Abu Ghraib, more than anything, threw attention and criticism onto the military. But just as the activities of the Military Policemen raised wider questions, so the death of al-Jamadi and his photograph provided an uncomfortable glimpse into the wider world of CIA interrogations, and into the agency's detention of prisoners without trial or formal legal procedures. While the U.S. military may have been criticized most strongly, its prisoners at least were formally logged and registered and given access to the Red Cross. The CIA's prisoners were held in secret and without access to any outsiders. Al-Jamadi was an example of a ghost prisoner. And his case provided the first public glimpse since 9/11 of an alleged homicide in CIA hands.

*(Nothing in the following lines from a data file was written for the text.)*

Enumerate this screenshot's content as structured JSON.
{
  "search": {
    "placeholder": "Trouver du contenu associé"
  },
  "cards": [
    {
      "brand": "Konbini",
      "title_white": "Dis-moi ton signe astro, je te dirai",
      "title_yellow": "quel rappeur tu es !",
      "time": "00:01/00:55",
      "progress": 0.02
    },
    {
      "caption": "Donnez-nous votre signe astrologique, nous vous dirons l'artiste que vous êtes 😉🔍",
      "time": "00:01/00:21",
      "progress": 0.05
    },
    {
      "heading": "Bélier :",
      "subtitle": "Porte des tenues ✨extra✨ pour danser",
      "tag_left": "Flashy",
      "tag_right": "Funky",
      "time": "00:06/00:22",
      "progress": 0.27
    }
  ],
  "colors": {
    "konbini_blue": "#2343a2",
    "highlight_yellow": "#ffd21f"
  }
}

The month when al-Jamadi died, November 2003, was the height of the panic over the relatively new Iraq insurgency. Six months after the “liberation” of the country, the rebels were gaining in strength, and many Americans who believed their presence had been welcomed were shocked at its ferocity. The UN headquarters had been blown up on August 19, and on October 27, the Red Cross headquarters had been reduced to rubble. Most distressing of all was that Saddam Hussein was still at large, and there was little concrete intelligence about where he might be hiding.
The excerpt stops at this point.